Predigt anläßlich des 75. Todestages
von P. Jón Svensson SJ, "Nonni"
in der Magdalenen-Kapelle, Köln-Melaten
am 16. Oktober 2019
Schrifttext: Der Sendungsauftrag Jesu (Lk. 10, 1-21 und Mk. 16, 15-20, jeweils gekürzt)
Autor: P. Heribert Graab SJ
Vermutlich verbindet viele von uns
die Erinnerung an jene Nonni-Bücher,
die wir als Kinder und Jugendliche begeistert gelesen haben.

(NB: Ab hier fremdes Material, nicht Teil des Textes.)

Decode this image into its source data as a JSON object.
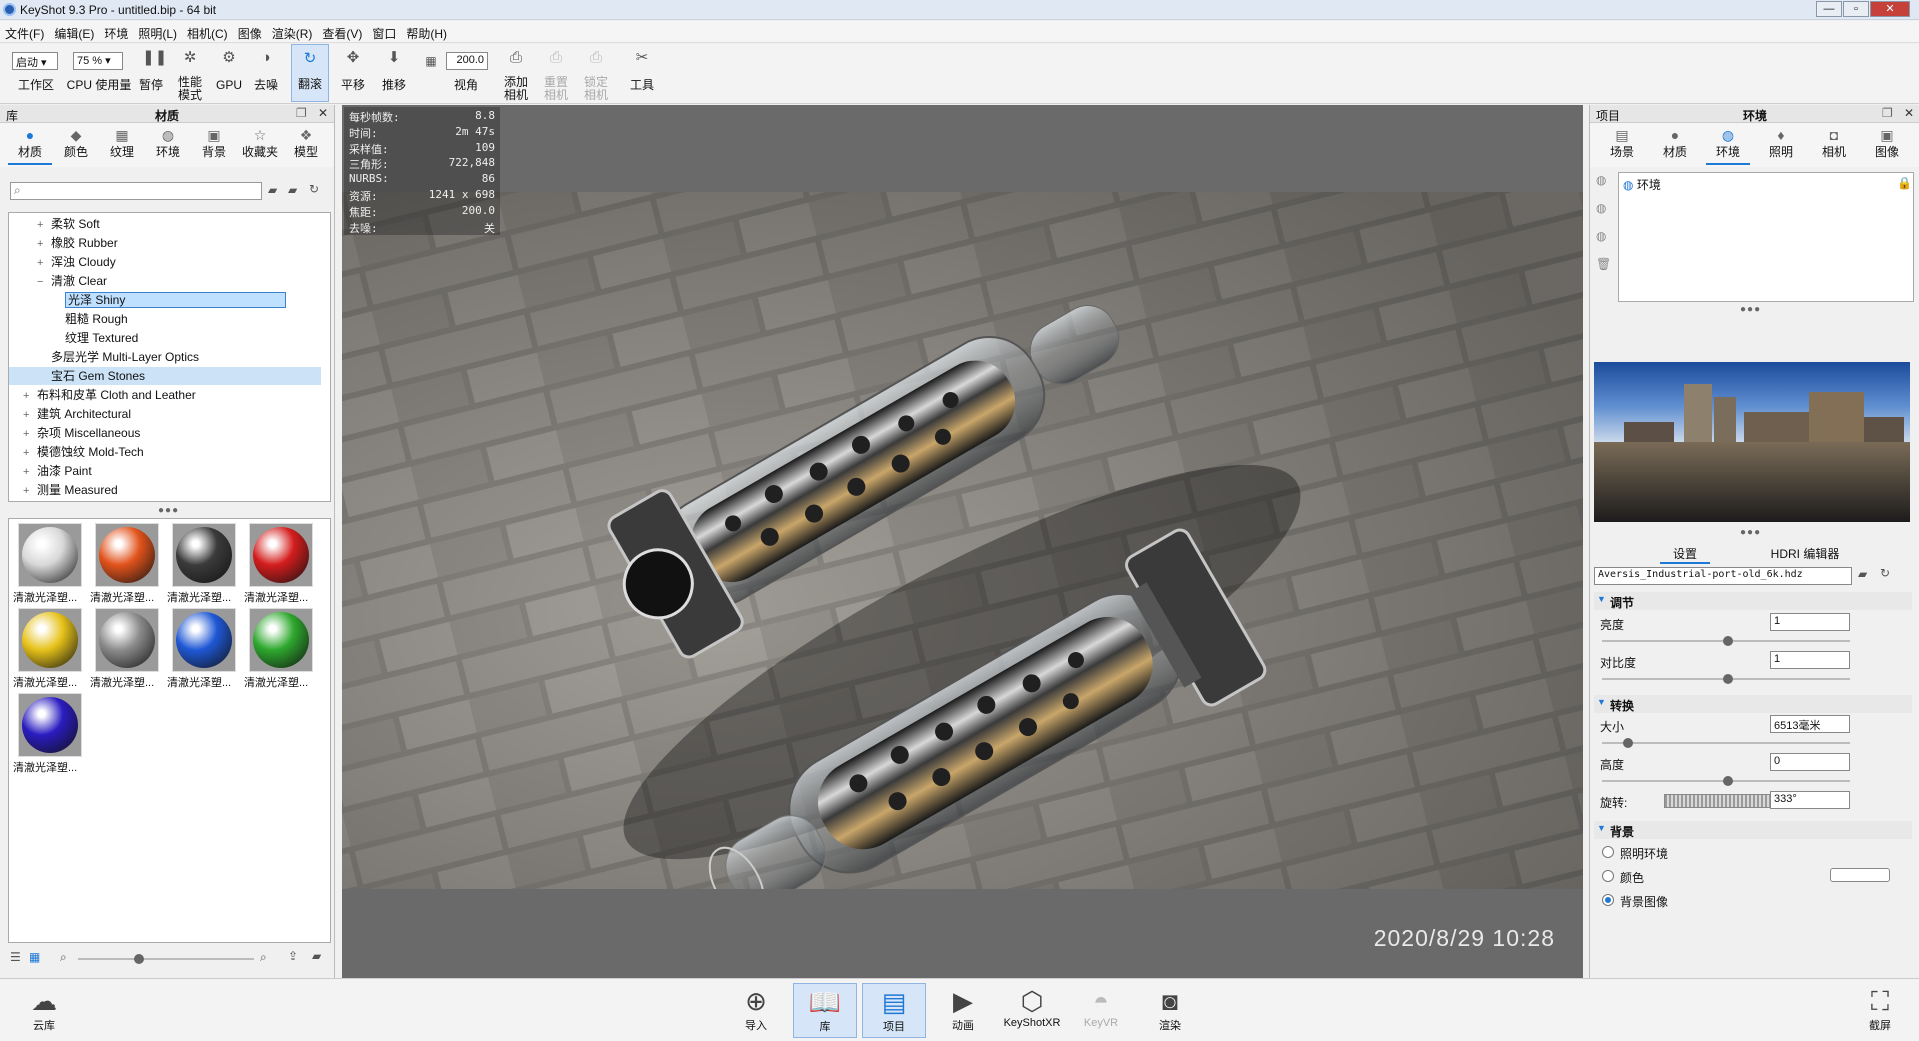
{
  "window": {
    "title": "KeyShot 9.3 Pro  - untitled.bip  - 64 bit",
    "btn_min": "—",
    "btn_max": "▫",
    "btn_close": "✕"
  },
  "menu": [
    "文件(F)",
    "编辑(E)",
    "环境",
    "照明(L)",
    "相机(C)",
    "图像",
    "渲染(R)",
    "查看(V)",
    "窗口",
    "帮助(H)"
  ],
  "toolbar": {
    "workspace_select": "启动",
    "workspace_label": "工作区",
    "cpu_select": "75 %",
    "cpu_label": "CPU 使用量",
    "pause": "暂停",
    "perf_mode": "性能\n模式",
    "gpu": "GPU",
    "denoise": "去噪",
    "tumble": "翻滚",
    "pan": "平移",
    "dolly": "推移",
    "fov_value": "200.0",
    "fov_label": "视角",
    "add_camera": "添加\n相机",
    "reset_camera": "重置\n相机",
    "lock_camera": "锁定\n相机",
    "tools": "工具"
  },
  "left_panel": {
    "header_left": "库",
    "header_title": "材质",
    "tabs": [
      "材质",
      "颜色",
      "纹理",
      "环境",
      "背景",
      "收藏夹",
      "模型"
    ],
    "search_placeholder": "",
    "tree": [
      {
        "label": "柔软 Soft",
        "indent": 1,
        "exp": "+"
      },
      {
        "label": "橡胶 Rubber",
        "indent": 1,
        "exp": "+"
      },
      {
        "label": "浑浊 Cloudy",
        "indent": 1,
        "exp": "+"
      },
      {
        "label": "清澈 Clear",
        "indent": 1,
        "exp": "−"
      },
      {
        "label": "光泽 Shiny",
        "indent": 2,
        "exp": "",
        "selected": true
      },
      {
        "label": "粗糙 Rough",
        "indent": 2,
        "exp": ""
      },
      {
        "label": "纹理 Textured",
        "indent": 2,
        "exp": ""
      },
      {
        "label": "多层光学 Multi-Layer Optics",
        "indent": 1,
        "exp": ""
      },
      {
        "label": "宝石 Gem Stones",
        "indent": 1,
        "exp": "",
        "highlight": true
      },
      {
        "label": "布料和皮革 Cloth and Leather",
        "indent": 0,
        "exp": "+"
      },
      {
        "label": "建筑 Architectural",
        "indent": 0,
        "exp": "+"
      },
      {
        "label": "杂项 Miscellaneous",
        "indent": 0,
        "exp": "+"
      },
      {
        "label": "模德蚀纹 Mold-Tech",
        "indent": 0,
        "exp": "+"
      },
      {
        "label": "油漆 Paint",
        "indent": 0,
        "exp": "+"
      },
      {
        "label": "测量 Measured",
        "indent": 0,
        "exp": "+"
      }
    ],
    "materials": [
      {
        "caption": "清澈光泽塑...",
        "color": "#d8d8d8"
      },
      {
        "caption": "清澈光泽塑...",
        "color": "#e2531c"
      },
      {
        "caption": "清澈光泽塑...",
        "color": "#3b3b3b"
      },
      {
        "caption": "清澈光泽塑...",
        "color": "#d41d1d"
      },
      {
        "caption": "清澈光泽塑...",
        "color": "#e6c21a"
      },
      {
        "caption": "清澈光泽塑...",
        "color": "#8c8c8c"
      },
      {
        "caption": "清澈光泽塑...",
        "color": "#1f58d6"
      },
      {
        "caption": "清澈光泽塑...",
        "color": "#2ea82e"
      },
      {
        "caption": "清澈光泽塑...",
        "color": "#2a1cc0"
      }
    ]
  },
  "viewport": {
    "stats": [
      {
        "k": "每秒帧数:",
        "v": "8.8"
      },
      {
        "k": "时间:",
        "v": "2m 47s"
      },
      {
        "k": "采样值:",
        "v": "109"
      },
      {
        "k": "三角形:",
        "v": "722,848"
      },
      {
        "k": "NURBS:",
        "v": "86"
      },
      {
        "k": "资源:",
        "v": "1241 x 698"
      },
      {
        "k": "焦距:",
        "v": "200.0"
      },
      {
        "k": "去噪:",
        "v": "关"
      }
    ],
    "timestamp": "2020/8/29  10:28"
  },
  "right_panel": {
    "header_left": "项目",
    "header_title": "环境",
    "tabs": [
      "场景",
      "材质",
      "环境",
      "照明",
      "相机",
      "图像"
    ],
    "env_item": "环境",
    "subtab_settings": "设置",
    "subtab_hdri": "HDRI 编辑器",
    "hdri_file": "Aversis_Industrial-port-old_6k.hdz",
    "section_adjust": "调节",
    "brightness_label": "亮度",
    "brightness_value": "1",
    "contrast_label": "对比度",
    "contrast_value": "1",
    "section_transform": "转换",
    "size_label": "大小",
    "size_value": "6513毫米",
    "height_label": "高度",
    "height_value": "0",
    "rotation_label": "旋转:",
    "rotation_value": "333°",
    "section_background": "背景",
    "bg_options": [
      "照明环境",
      "颜色",
      "背景图像"
    ],
    "bg_selected": 2
  },
  "bottom_bar": {
    "cloud": "云库",
    "import": "导入",
    "library": "库",
    "project": "项目",
    "animation": "动画",
    "keyshotxr": "KeyShotXR",
    "keyvr": "KeyVR",
    "render": "渲染",
    "screenshot": "截屏"
  }
}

Erst viel später habe ich darüber nachgedacht,
was mich eigentlich bei dieser Lektüre so in Bann geschlagen hat
- abgesehen natürlich von der faszinierenden Erzählkunst Nonnis.
Heute meine ich, es war vor allem die Freiheit,
die Nonni in seiner Kindheit erfahren hat,
und die sich in seinen Erzählungen spiegelt.
Und es war die abenteuerliche Weite seiner isländischen Heimat,
die er mit seinem Bruder Manni zu Lande und zu Wasser,
auf seinem kleinen Island-Ponny
und bei Ruder- und Segelfahrten auf dem atlantischen Meer erkundete
und in sich aufnahm.

Nachdem er gelernt hatte zu lesen,
fesselten ihn  vor allem Bücher,
die ihm eine Ahnung vermittelten
von der unvorstellbaren Weite der Welt
und von der Vielzahl fremder Völker.
So wuchs in ihm die tiefe Sehnsucht,
diese weite Welt selbst zu ‚er-fahren‘
und den Menschen dort zu begegnen. 

Geprägt wurde Nonni auch von der Weite des Denkens seiner Mutter
und - jedenfalls in Bezug auf seine ökumenische Grundhaltung -
von der Weite des evangelischen Pfarrers seiner Kindheit:
Regelrecht aus der Zeit gefallen scheint mir
die positive Einstellung beider
in ihrem Urteil über die katholische Kirche.

Rückblickend meine ich,
darüber hinaus habe mich damals schon als ‚fast-noch-Kind‘
jene Heiterkeit und das kindliche Glück angesprochen,
das die Erzählungen Nonnis über seine
scheint’s so unbeschwerte Kindheit in Island atmen.
Auch da ist mir erst viel später zu Bewußtsein gekommen,
wie sehr dieser Eindruck kontrastiert
mit all der Armut, dem Elend und der Erfahrung von Leid und Tod,
die diese Kindheit gleichzeitig überschatten.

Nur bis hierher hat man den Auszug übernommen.